I never did get my prophecy degree, but I'll use that childhood interest as an excuse to comment on "Epic 2014," a movie about how the news media industry might look in 9 years or so. It's also worth hearing Brook Gladstone's On the Media interview with Matt Thompson, the movie's creator and narrator.
Thompson breaks a cardinal rule of Prophecy, and makes up specific names and dates rather than the vague signifiers perfected by Nostradamus. Still, it's an intriguing future - Google has merged with Amazon, to form "Googlezon," and Microsoft and Friendster have combined and perfected "NewsBotster," a service that creates an individual news outlet for every single person based on their preferences and those of their social networks. Googlezon one-ups them with "EPIC," an algorithm which mines all the content created everywhere and pieces it into news stories written entirely by robots. The clash of media titans culminates in the Supreme Court case of The New York Times vs. Googlezon, with the Times making a last stand to protect all of our personal data streams.
Probably very little of the nomination hearings for Samuel Alito will focus on how he would rule in The Times vs. Googlezon, but it's still an interesting future to ponder. It seems like a long road to a feudal information economy ruled by the all-powerful search engine overlord; the world's people transformed into information-gathering serfs. Then again, I seem to be traipsing merrily down that road right now, blogging away while surrendering my rights to private, unobserved thought.
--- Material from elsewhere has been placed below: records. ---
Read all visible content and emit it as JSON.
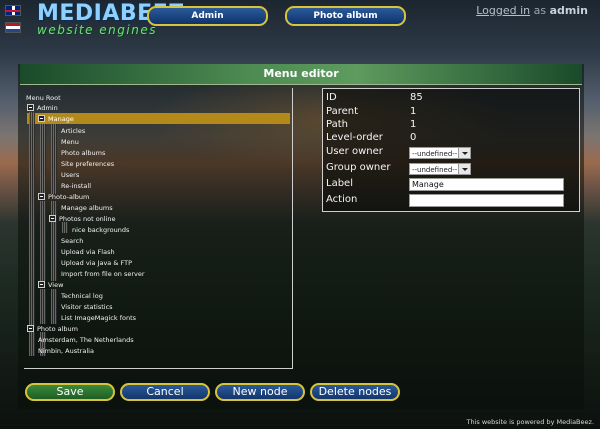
{
  "header": {
    "logo_title": "MEDIABEEZ",
    "logo_subtitle": "website engines",
    "nav": [
      {
        "label": "Admin"
      },
      {
        "label": "Photo album"
      }
    ],
    "login": {
      "link": "Logged in",
      "as": "as",
      "user": "admin"
    }
  },
  "editor": {
    "title": "Menu editor",
    "tree": [
      {
        "label": "Menu Root",
        "depth": 0,
        "box": false
      },
      {
        "label": "Admin",
        "depth": 0,
        "box": true
      },
      {
        "label": "Manage",
        "depth": 1,
        "box": true,
        "selected": true
      },
      {
        "label": "Articles",
        "depth": 2,
        "box": false
      },
      {
        "label": "Menu",
        "depth": 2,
        "box": false
      },
      {
        "label": "Photo albums",
        "depth": 2,
        "box": false
      },
      {
        "label": "Site preferences",
        "depth": 2,
        "box": false
      },
      {
        "label": "Users",
        "depth": 2,
        "box": false
      },
      {
        "label": "Re-install",
        "depth": 2,
        "box": false
      },
      {
        "label": "Photo-album",
        "depth": 1,
        "box": true
      },
      {
        "label": "Manage albums",
        "depth": 2,
        "box": false
      },
      {
        "label": "Photos not online",
        "depth": 2,
        "box": true
      },
      {
        "label": "nice backgrounds",
        "depth": 3,
        "box": false
      },
      {
        "label": "Search",
        "depth": 2,
        "box": false
      },
      {
        "label": "Upload via Flash",
        "depth": 2,
        "box": false
      },
      {
        "label": "Upload via Java & FTP",
        "depth": 2,
        "box": false
      },
      {
        "label": "Import from file on server",
        "depth": 2,
        "box": false
      },
      {
        "label": "View",
        "depth": 1,
        "box": true
      },
      {
        "label": "Technical log",
        "depth": 2,
        "box": false
      },
      {
        "label": "Visitor statistics",
        "depth": 2,
        "box": false
      },
      {
        "label": "List ImageMagick fonts",
        "depth": 2,
        "box": false
      },
      {
        "label": "Photo album",
        "depth": 0,
        "box": true
      },
      {
        "label": "Amsterdam, The Netherlands",
        "depth": 1,
        "box": false
      },
      {
        "label": "Nimbin, Australia",
        "depth": 1,
        "box": false
      }
    ],
    "props": {
      "id_label": "ID",
      "id": "85",
      "parent_label": "Parent",
      "parent": "1",
      "path_label": "Path",
      "path": "1",
      "order_label": "Level-order",
      "order": "0",
      "user_owner_label": "User owner",
      "user_owner": "--undefined--",
      "group_owner_label": "Group owner",
      "group_owner": "--undefined--",
      "label_label": "Label",
      "label": "Manage",
      "action_label": "Action",
      "action": ""
    },
    "buttons": {
      "save": "Save",
      "cancel": "Cancel",
      "new_node": "New node",
      "delete_nodes": "Delete nodes"
    }
  },
  "footer": {
    "text": "This website is powered by MediaBeez."
  },
  "colors": {
    "accent": "#d8c43c",
    "selected": "#b38a1a",
    "title_bar": "#4d8a52"
  }
}
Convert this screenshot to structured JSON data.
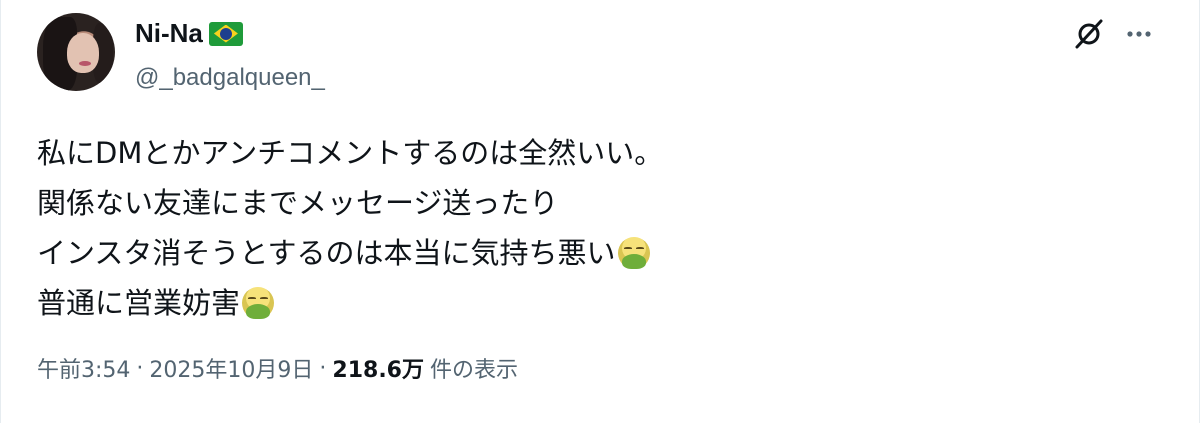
{
  "author": {
    "display_name": "Ni-Na",
    "flag_icon": "brazil-flag-icon",
    "handle": "@_badgalqueen_"
  },
  "tweet": {
    "lines": [
      "私にDMとかアンチコメントするのは全然いい。",
      "関係ない友達にまでメッセージ送ったり",
      "インスタ消そうとするのは本当に気持ち悪い",
      "普通に営業妨害"
    ],
    "emoji_icon": "nauseated-face-emoji-icon"
  },
  "meta": {
    "time": "午前3:54",
    "separator": "·",
    "date": "2025年10月9日",
    "views_count": "218.6万",
    "views_label": "件の表示"
  },
  "actions": {
    "grok_icon": "grok-icon",
    "more_icon": "more-options-icon"
  },
  "colors": {
    "text_primary": "#0f1419",
    "text_secondary": "#536471"
  }
}
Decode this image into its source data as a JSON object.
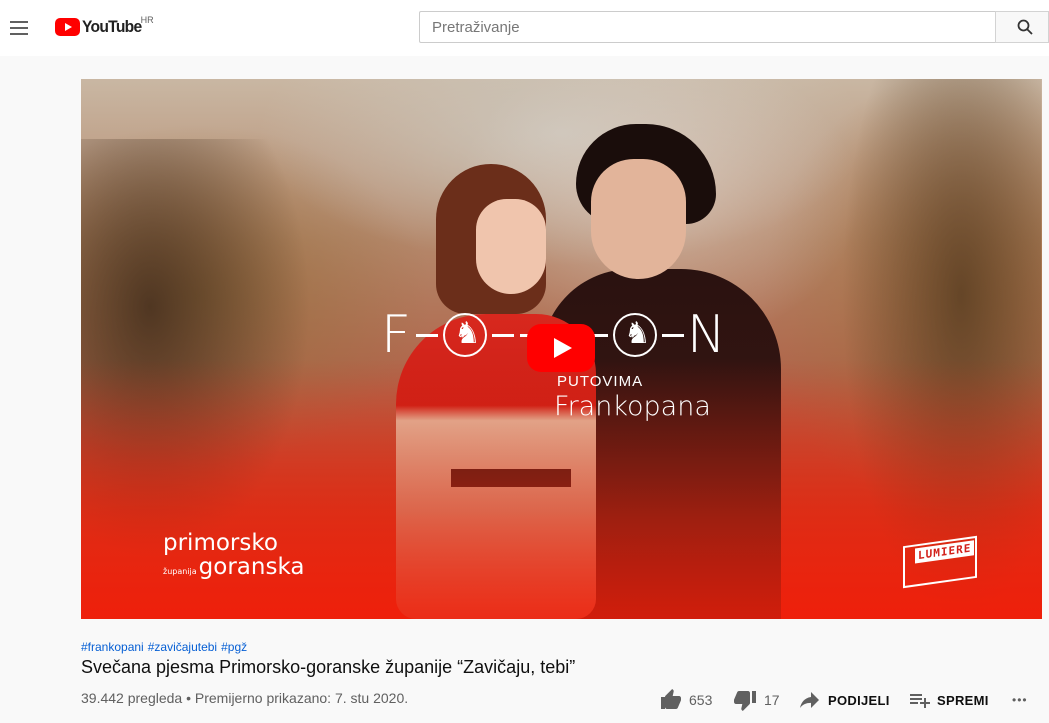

More unimaginable to me is the magical algorithm that can render all those thoughts into a coherent, satisfying, and individualized product. You can have access to all the data in the world (and by 2014 Google very well might have), but it still won't give you the ability to sort, analyze, and present that data in a convincing way. Those tasks, for better or for worse, are what we ask of our news media. If there were a way to just pick out a bunch of elements popular among a certain demographic, reconstitute them, and repackage the result as the hottest new thing, some Hollywood film studio would have figured it out long ago. In reality, the qualities that make a good film, a good book, or good journalism are much more elusive, much more mysterious, and much too complicated for any smart robot algorithm (even Google's) to figure out.
Of course, if I'm wrong about all of this, you can blame my lack of a full prophetic education.